Un nouvel orientalisme ?

Un condensé des essentiels boho mis en scène par Hesbyblog.

Sous l’impulsion des blogs consacrés au mode de vie bohème et des nouveaux hippies de l’Internet, la lubie Moho est sur toutes les lèvres (et tous les hashtags : #moho, #boho, #morboh). Hôtels néo-orientalistes, restaurants ou cafés new moroccan se plaisent à décliner, chacun à sa manière, cette oisiveté supposément marocaine. Quitte à verser dans le kitsch, l’hôtel Figueroa à Los Angeles s’est refait une beauté à coups de portes de style arabo-andalou, de rampes d’escalier en fer forgé, de carreaux marocains aux murs et de coussins aux motifs bariolés provenant d’Afrique du Nord, mais aussi d’Iran, de Turquie ou d’Extrême-Orient. Le Moho définit ainsi un nouvel orientalisme, joignant esthétique fondamentalement mauresque et éléments ethniques ou tribaux. Un mélange d’imagerie coloniale et de confort moderne, porté par des ‘‘nouveaux nomades’’, comme aiment à se définir ces jeunes bohèmes attirés par le voyage, la curiosité et l’appropriation de styles de vie étrangers.

Du Moho au Glomo

Sequins, paille tressée et tables artisanales, dans l’un des nombreux jardins tapissés du Peacock Pavilions à Marrakech.

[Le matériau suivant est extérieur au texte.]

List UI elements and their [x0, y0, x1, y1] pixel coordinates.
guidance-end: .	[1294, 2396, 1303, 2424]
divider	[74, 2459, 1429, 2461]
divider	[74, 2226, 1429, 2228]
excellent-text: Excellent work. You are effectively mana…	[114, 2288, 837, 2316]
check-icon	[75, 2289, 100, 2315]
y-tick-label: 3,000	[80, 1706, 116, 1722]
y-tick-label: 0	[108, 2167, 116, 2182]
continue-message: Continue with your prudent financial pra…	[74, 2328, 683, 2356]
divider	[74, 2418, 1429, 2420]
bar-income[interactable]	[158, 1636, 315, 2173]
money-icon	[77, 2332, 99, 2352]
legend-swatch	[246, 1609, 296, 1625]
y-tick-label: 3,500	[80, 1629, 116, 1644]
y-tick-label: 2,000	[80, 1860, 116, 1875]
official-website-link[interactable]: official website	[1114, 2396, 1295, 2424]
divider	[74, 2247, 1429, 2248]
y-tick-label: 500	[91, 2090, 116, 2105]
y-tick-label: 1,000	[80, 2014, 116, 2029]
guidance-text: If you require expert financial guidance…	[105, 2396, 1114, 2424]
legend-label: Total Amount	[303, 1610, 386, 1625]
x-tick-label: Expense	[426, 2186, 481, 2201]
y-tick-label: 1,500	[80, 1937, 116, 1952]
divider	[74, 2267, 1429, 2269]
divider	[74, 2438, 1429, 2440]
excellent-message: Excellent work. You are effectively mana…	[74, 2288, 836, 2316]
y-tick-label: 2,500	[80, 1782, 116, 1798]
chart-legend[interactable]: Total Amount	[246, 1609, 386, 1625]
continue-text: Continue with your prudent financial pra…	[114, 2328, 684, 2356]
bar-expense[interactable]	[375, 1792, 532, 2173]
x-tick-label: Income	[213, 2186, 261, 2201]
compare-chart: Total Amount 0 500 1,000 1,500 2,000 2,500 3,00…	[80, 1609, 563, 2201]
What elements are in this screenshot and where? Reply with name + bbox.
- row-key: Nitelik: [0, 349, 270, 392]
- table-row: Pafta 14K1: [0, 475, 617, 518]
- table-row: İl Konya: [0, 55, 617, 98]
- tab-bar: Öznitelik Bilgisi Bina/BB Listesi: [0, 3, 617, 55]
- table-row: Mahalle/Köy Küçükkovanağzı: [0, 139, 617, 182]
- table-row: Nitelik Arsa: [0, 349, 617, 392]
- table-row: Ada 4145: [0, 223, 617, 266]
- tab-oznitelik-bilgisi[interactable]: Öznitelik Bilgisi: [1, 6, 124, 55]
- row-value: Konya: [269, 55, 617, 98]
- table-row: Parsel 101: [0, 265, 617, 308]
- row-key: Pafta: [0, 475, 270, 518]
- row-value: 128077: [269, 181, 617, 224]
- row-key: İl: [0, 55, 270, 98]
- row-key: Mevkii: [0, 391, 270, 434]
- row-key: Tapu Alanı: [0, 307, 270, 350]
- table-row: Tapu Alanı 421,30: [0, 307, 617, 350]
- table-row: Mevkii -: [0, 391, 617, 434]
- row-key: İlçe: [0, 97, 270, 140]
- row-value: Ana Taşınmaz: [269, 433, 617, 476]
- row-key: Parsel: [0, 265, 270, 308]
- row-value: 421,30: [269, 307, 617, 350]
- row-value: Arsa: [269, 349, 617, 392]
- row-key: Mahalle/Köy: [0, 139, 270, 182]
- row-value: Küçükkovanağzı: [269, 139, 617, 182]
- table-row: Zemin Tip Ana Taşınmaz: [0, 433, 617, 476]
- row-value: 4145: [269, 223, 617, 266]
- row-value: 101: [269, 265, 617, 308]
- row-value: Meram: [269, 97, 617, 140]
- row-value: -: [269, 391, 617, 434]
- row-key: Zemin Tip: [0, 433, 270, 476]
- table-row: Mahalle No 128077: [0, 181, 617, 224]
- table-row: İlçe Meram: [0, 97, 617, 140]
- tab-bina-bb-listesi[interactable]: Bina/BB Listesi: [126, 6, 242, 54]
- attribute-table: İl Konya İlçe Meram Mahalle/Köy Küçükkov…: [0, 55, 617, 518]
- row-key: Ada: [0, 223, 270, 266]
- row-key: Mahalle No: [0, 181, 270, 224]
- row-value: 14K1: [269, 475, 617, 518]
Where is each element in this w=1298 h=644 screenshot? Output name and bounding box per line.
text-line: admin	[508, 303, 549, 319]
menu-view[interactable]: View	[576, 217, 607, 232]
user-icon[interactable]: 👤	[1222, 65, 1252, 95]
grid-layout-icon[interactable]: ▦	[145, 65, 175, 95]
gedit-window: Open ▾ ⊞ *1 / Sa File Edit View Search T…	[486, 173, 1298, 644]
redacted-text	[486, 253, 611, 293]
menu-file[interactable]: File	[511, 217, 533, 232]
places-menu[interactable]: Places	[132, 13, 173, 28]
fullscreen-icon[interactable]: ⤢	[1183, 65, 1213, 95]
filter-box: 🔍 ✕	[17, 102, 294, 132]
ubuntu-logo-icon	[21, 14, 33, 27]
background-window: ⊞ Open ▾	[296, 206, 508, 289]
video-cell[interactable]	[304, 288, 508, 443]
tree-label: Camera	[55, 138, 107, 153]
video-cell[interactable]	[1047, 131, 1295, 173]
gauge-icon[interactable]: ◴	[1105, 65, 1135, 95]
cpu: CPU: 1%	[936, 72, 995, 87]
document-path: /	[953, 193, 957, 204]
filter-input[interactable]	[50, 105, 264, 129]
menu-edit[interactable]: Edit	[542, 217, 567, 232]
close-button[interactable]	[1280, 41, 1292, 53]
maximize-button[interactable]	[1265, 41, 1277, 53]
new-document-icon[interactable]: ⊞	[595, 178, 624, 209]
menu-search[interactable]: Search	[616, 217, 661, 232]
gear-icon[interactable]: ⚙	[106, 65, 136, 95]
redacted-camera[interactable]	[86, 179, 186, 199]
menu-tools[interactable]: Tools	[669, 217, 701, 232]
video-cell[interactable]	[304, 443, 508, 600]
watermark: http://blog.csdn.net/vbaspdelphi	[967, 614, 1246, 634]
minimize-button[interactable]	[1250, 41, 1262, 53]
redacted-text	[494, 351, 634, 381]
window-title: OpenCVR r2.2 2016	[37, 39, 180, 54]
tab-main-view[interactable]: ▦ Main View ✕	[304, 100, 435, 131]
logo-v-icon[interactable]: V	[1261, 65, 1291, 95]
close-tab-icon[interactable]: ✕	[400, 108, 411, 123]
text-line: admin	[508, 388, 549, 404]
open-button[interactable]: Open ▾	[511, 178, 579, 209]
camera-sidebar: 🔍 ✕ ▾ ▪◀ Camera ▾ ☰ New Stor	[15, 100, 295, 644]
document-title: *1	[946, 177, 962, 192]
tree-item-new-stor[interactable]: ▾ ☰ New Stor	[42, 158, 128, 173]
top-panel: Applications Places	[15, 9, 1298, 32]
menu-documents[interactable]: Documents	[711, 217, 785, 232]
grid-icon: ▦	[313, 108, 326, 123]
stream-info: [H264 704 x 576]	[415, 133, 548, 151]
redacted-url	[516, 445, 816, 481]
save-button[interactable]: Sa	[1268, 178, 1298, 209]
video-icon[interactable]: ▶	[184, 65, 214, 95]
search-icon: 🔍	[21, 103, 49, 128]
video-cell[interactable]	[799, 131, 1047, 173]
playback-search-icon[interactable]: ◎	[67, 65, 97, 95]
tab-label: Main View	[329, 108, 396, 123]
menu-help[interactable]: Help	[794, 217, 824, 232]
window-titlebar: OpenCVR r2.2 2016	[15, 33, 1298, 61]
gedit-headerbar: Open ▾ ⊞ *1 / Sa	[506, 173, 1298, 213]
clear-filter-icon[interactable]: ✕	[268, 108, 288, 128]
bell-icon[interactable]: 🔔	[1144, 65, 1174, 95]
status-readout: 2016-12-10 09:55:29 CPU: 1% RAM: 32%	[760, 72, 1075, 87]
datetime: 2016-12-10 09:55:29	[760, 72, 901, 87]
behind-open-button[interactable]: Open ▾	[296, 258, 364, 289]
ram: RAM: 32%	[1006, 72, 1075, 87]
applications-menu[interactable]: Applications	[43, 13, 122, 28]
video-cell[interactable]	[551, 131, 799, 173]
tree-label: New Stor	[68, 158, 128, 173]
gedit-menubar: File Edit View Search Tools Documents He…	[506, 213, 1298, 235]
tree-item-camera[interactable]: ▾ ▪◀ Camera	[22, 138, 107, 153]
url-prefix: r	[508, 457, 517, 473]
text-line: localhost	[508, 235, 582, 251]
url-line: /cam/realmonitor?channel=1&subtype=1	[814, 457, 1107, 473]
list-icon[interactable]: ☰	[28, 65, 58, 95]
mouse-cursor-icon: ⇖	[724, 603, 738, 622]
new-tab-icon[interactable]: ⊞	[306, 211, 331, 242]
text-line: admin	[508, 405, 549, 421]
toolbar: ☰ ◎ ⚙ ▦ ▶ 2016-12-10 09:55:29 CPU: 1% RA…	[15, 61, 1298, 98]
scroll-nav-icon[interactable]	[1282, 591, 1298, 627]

Mi-authentique, mi-fantasmé, le Moho n’a que faire de la géographie. Preuve en est, des maisons d’inspirations indienne, péruvienne ou italienne peuvent également prétendre au titre. S’il a actuellement été popularisé par des amoureux de la culture gypsy en Europe et en Amérique, l’esprit Moho existe aussi – et peut-être avant tout – tout près de chez nous. Le Peacock Pavilions à Marrakech est un exemple parfait de ce brassage. On y retrouve des espaces de vie traditionnellement marocains, des artefacts afghans ou égyptiens, des kilims et des wedding blankets parsemés de sequins, glanés ici et là par la propriétaire américaine, Maryam Montague, au fil de ses nombreux voyages. Au terme Moho, cette Marocaine d’adoption préfère d’ailleurs le terme GloMo (Global Moroccan), qu’elle définit comme “une esthétique internationale imprégnée d’iconographie marocaine, des espaces d’accueil aux accents tribal chic, où créatifs de tous bords et autres amoureux du design peuvent se retrouver, échanger ou simplement méditer”. Une réinterprétation glamour et internationale de l’art de vivre marocain,  mâtinée de traditions et d’influences africaines, moyen-orientales, indiennes… Plus qu’une tendance déco, Moho est en somme un style de vie, un manifeste de la décontraction, du cool et du lointain, repris librement par des espaces aux allures de caverne d’Ali Baba, dans lesquels fourmille une multitude de symboles et de reliques. Si l’inspiration n’est pas rigoureusement marocaine, l’invitation au voyage, à l’imagination et à la relaxation, a le mérite de hisser le drapeau du Maroc bien au-delà de ses frontières. Voilà qui n’est pas pour nous déplaire.